Интересно и полезно было увидеть вновь, как действует выдающийся хирург у операционного стола. Кстати говоря, он выезжал на разные фронты в качестве старшего инспектора Главного военно-санитарного управления, что обязывало его к проверке состояния дел и инструктажу на местах, но отнюдь не к каждодневной изнурительной работе со скальпелем в руках. Однако его хватало на все. Несмотря на всяческие трудности, он продолжал практически делиться своим опытом с войсковыми хирургами. С. С. Юдин показал новые операции на бедрах и суставах, на органах брюшной полости. Вместе со многими я наблюдал ряд проделанных им хирургических обработок ранений бедер и более сложных операций и снова убедился в том, что это была работа высшего класса, наиболее полно и точно отвечающая смыслу хирургического лечения на войне.
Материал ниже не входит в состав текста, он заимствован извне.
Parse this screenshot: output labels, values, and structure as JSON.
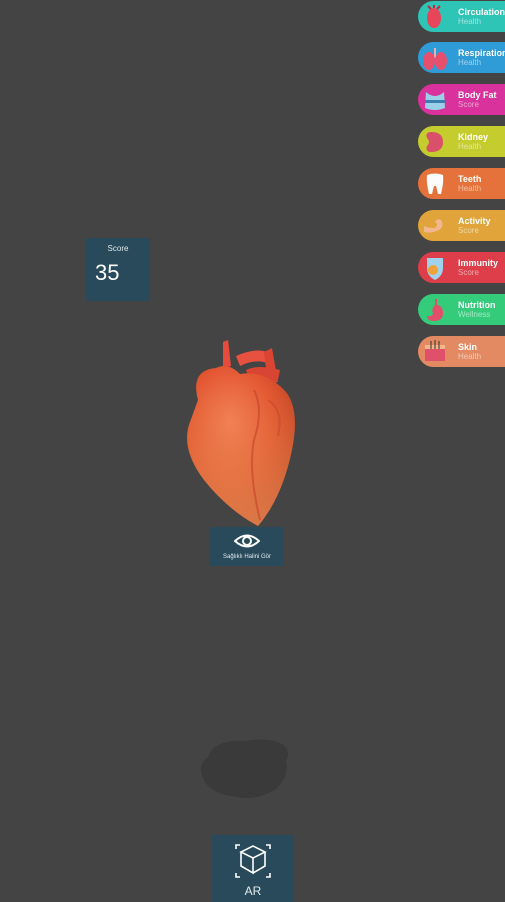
{
  "menu": [
    {
      "line1": "Circulation",
      "line2": "Health",
      "color": "#2ec4b6",
      "icon": "veins-icon"
    },
    {
      "line1": "Respiration",
      "line2": "Health",
      "color": "#2f9bd7",
      "icon": "lungs-icon"
    },
    {
      "line1": "Body Fat",
      "line2": "Score",
      "color": "#d9329c",
      "icon": "waist-icon"
    },
    {
      "line1": "Kidney",
      "line2": "Health",
      "color": "#c4cc2e",
      "icon": "kidney-icon"
    },
    {
      "line1": "Teeth",
      "line2": "Health",
      "color": "#e5723a",
      "icon": "tooth-icon"
    },
    {
      "line1": "Activity",
      "line2": "Score",
      "color": "#e0a43a",
      "icon": "arm-muscle-icon"
    },
    {
      "line1": "Immunity",
      "line2": "Score",
      "color": "#dd3e4a",
      "icon": "virus-shield-icon"
    },
    {
      "line1": "Nutrition",
      "line2": "Wellness",
      "color": "#34cc7a",
      "icon": "stomach-icon"
    },
    {
      "line1": "Skin",
      "line2": "Health",
      "color": "#e38a62",
      "icon": "skin-icon"
    }
  ],
  "score": {
    "label": "Score",
    "value": "35"
  },
  "view_button": {
    "label": "Sağlıklı Halini Gör",
    "icon": "eye-icon"
  },
  "ar_button": {
    "label": "AR",
    "icon": "ar-cube-icon"
  }
}
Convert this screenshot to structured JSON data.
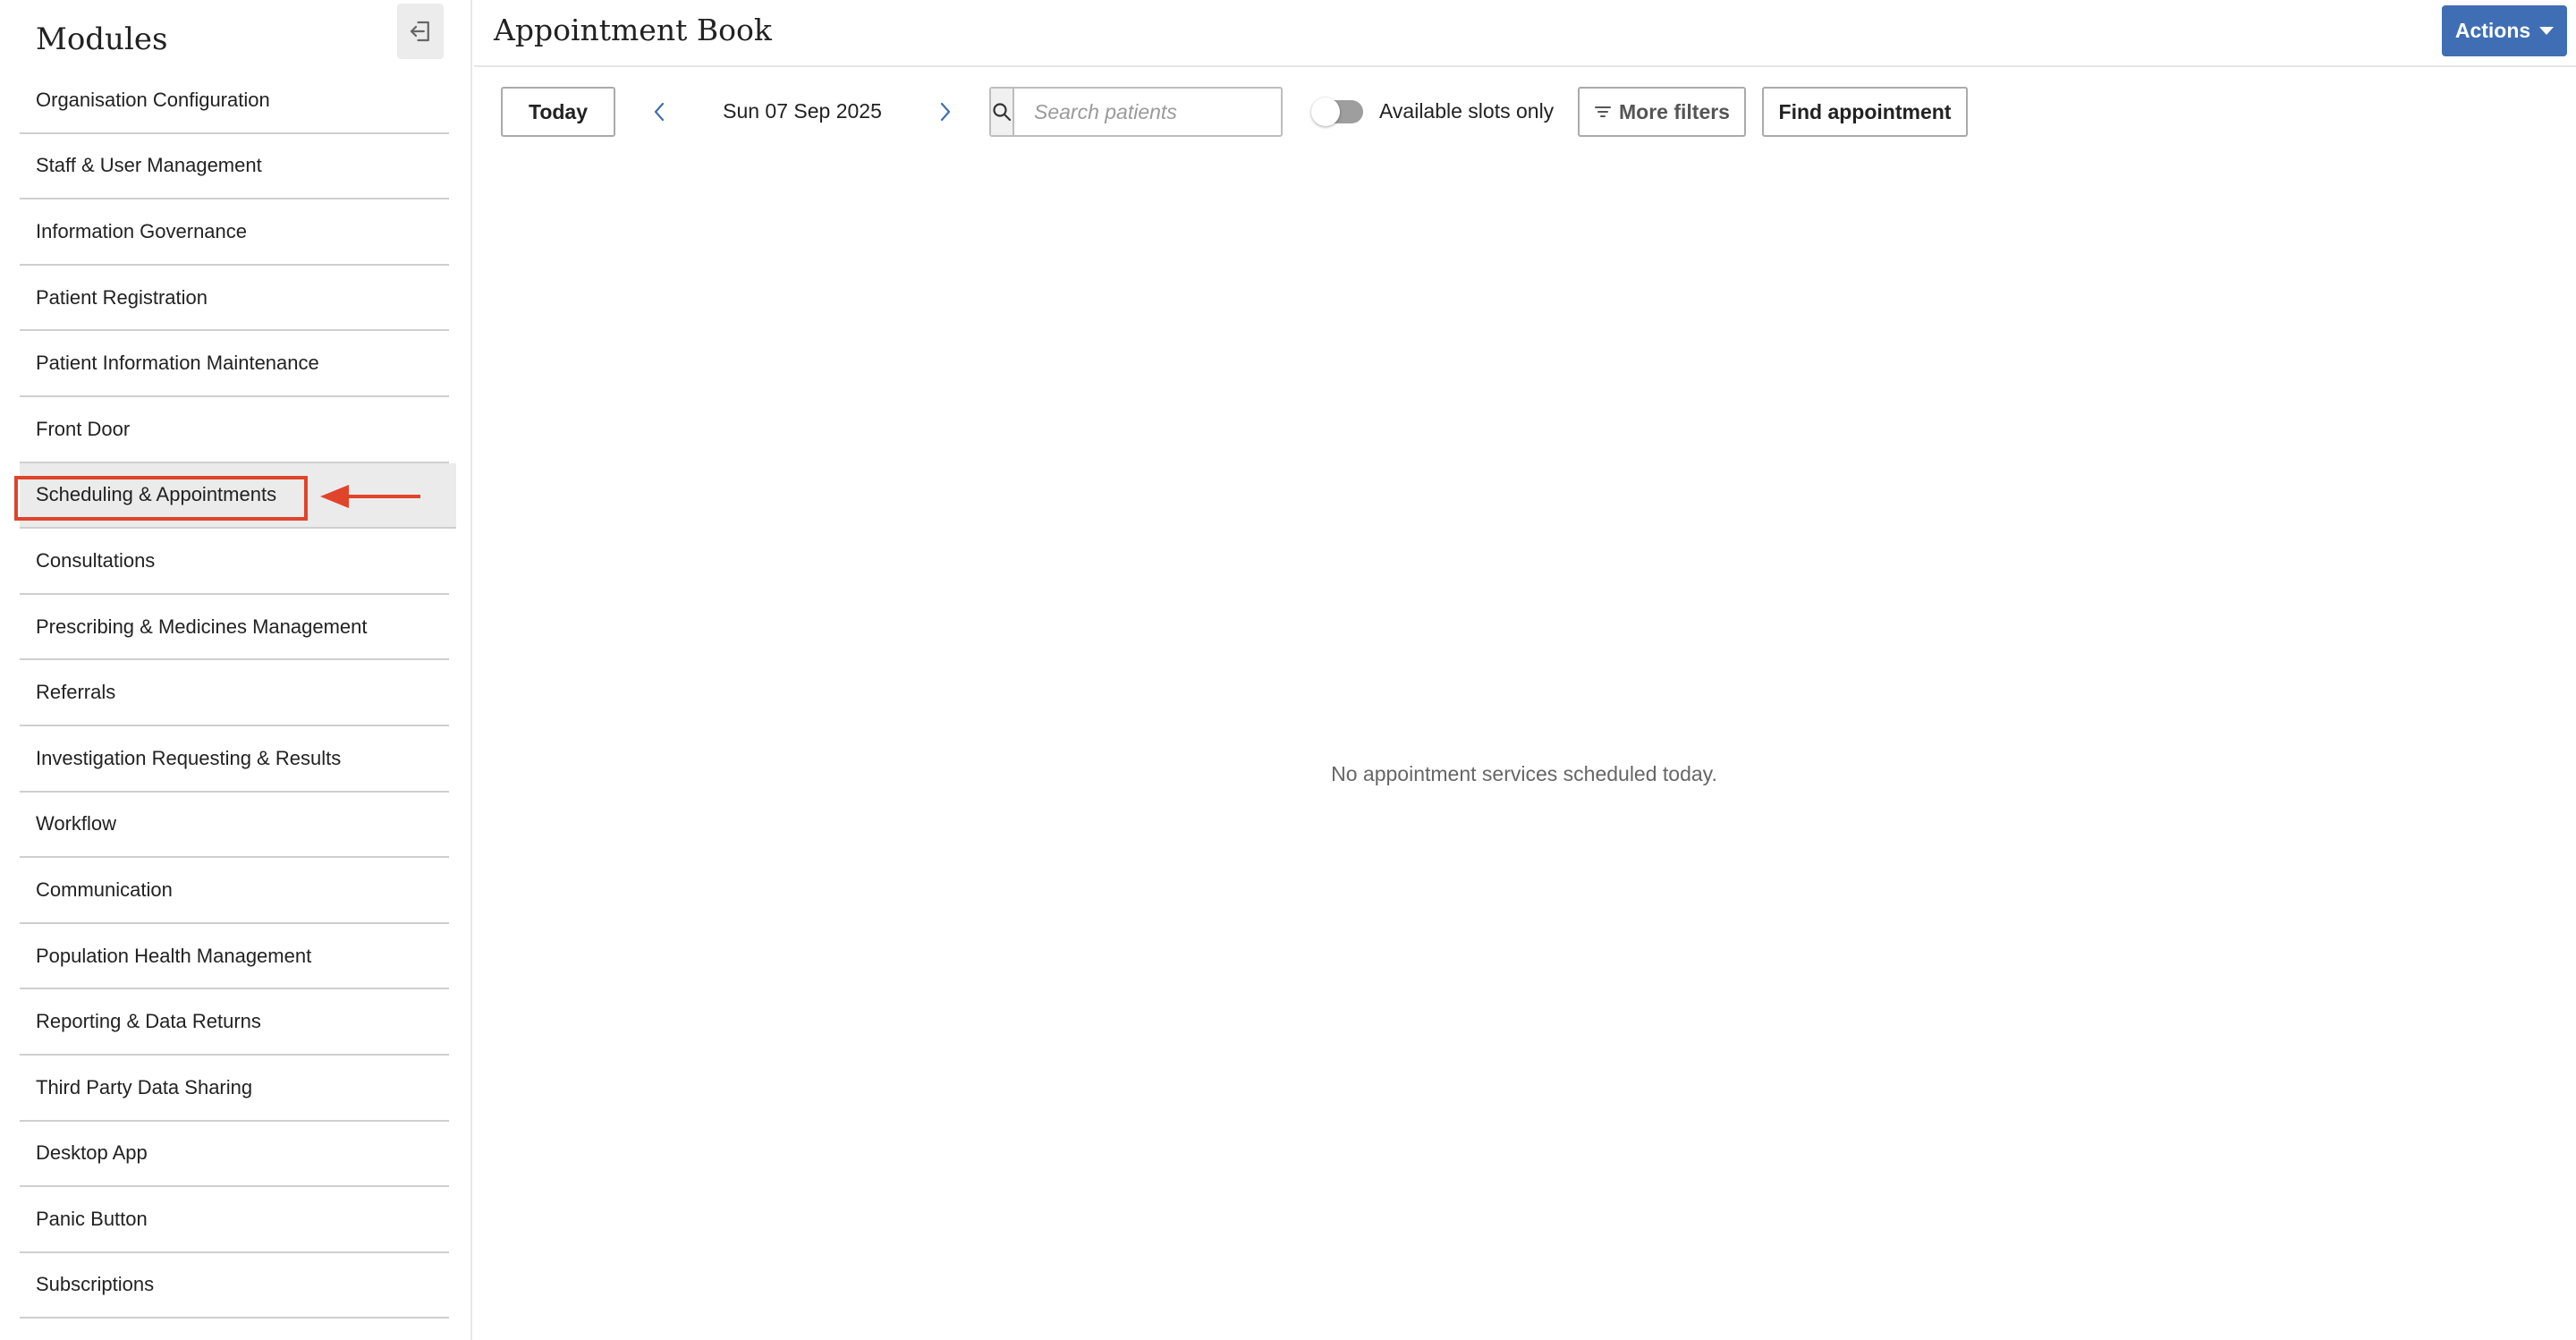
{
  "sidebar": {
    "title": "Modules",
    "items": [
      {
        "label": "Organisation Configuration"
      },
      {
        "label": "Staff & User Management"
      },
      {
        "label": "Information Governance"
      },
      {
        "label": "Patient Registration"
      },
      {
        "label": "Patient Information Maintenance"
      },
      {
        "label": "Front Door"
      },
      {
        "label": "Scheduling & Appointments",
        "active": true
      },
      {
        "label": "Consultations"
      },
      {
        "label": "Prescribing & Medicines Management"
      },
      {
        "label": "Referrals"
      },
      {
        "label": "Investigation Requesting & Results"
      },
      {
        "label": "Workflow"
      },
      {
        "label": "Communication"
      },
      {
        "label": "Population Health Management"
      },
      {
        "label": "Reporting & Data Returns"
      },
      {
        "label": "Third Party Data Sharing"
      },
      {
        "label": "Desktop App"
      },
      {
        "label": "Panic Button"
      },
      {
        "label": "Subscriptions"
      }
    ]
  },
  "header": {
    "title": "Appointment Book",
    "actions_label": "Actions"
  },
  "toolbar": {
    "today_label": "Today",
    "date": "Sun 07 Sep 2025",
    "search_placeholder": "Search patients",
    "toggle_label": "Available slots only",
    "toggle_on": false,
    "more_filters_label": "More filters",
    "find_label": "Find appointment"
  },
  "main": {
    "empty_message": "No appointment services scheduled today."
  },
  "colors": {
    "primary": "#3f6eb5",
    "annotation": "#e0442b"
  }
}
Эвакогоспиталь, в котором находился тогда профессор Юдин, был размещен в палатках, почти таких же, как и наш «полевой подвижной». Большой ученый и талантливый хирург обитал в маленькой палатке, которая отапливалась железной печуркой. Я подумал, что тут ему пришлось, очевидно, отказаться от любимых по утрам скрипичных упражнений, и пожалел об этом. Но на кипучей деятельности его такая потеря никак не отразилась.

Характерно, что ассистировал ему на сей раз не опытный хирург, как в бытность у нас в Калинине, а фронтовой хирург из молодых. То был майор медицинской службы Милий Николаевич Аничков, сын известного ленинградского патологоанатома Николая Николаевича Аничкова.

Стройный, худощавый, быстрый в мыслях и движениях, с тонко очерченным лицом, умным и смелым, он выглядел на первый взгляд почти что юношей. Да он, собственно, не очень далеко ушел от юности, этой золотой поры, и был на несколько лет младше меня. Тем примечательнее было то, что он уже окончил нашу старейшую Военно-медицинскую академию, перебазировавшуюся из блокадного Ленинграда в Самарканд, затем дополнил свои знания, полученные в академии, фронтовым опытом, спасая раненых на поле боя.

Однажды ему довелось отправиться на самолете санитарной авиации, легком и маневренном, но беззащитном У-2, за раненым офицером, выполнявшим специальное задание и застрявшим на партизанской базе в белорусских лесах. Район, где предстояло сделать посадку, был обозначен на карте лишь ориентировочно, и, кем он занят, оставалось не очень ясным почти до конца. К тому же плыли облака, висели туманы. Но вел самолет знаменитый на Ленинградском фронте пилот Федор Титовец, ас-истребитель, который после тяжелого ранения в ноги смог добиться, и то с трудом, допуска лишь к штурвалу У-2. И задание было выполнено, можно сказать, под носом у фашистов.

Вспоминая ныне встречи и беседы, выпавшие на мою долю в завершающий период Великой Отечественной войны, я думаю, что они не случайно пришлись именно на тот период. Даже на переломе войны, не говоря уже о первом ее периоде, нам было просто не до воспоминаний, мы были поглощены стремлением к лучшим временам и помыслам о них. А вот когда исход борьбы определился точно и твердо, хотя и оставалось непреложным, что без тяжелого ратного труда побед нет, тут-то и потянуло оглянуться на пройденное.

В это русло, например, повернулась как-то само собой и наша беседа с новым главным хирургом 1-го Прибалтийского фронта полковником медицинской службы профессором Г. М. Гуревичем. Взглянув на него, я сразу вспомнил, как он заседал в составе комиссии, принимавшей государственные экзамены в Киевском медицинском институте в 1939 году. И как я, грешный, не чуя ног под собой, стоял перед оной комиссией трепеща, хотя трепетать было не к чему, занимался прилично. Но вдаваться в рассуждения по этому поводу не хотелось. Меня интересовало, что скажет полковник медицинской службы Г. М. Гуревич о нашем госпитале, а может, о Сталинграде, где он был главным хирургом фронта в течение всей битвы — от обороны до победы. И вот поздней августовской ночью 1944 года я слушал из уст участника этой битвы рассказ о том, как было все там, на волжской твердыне, как воевали наши герои и как спасали их медики.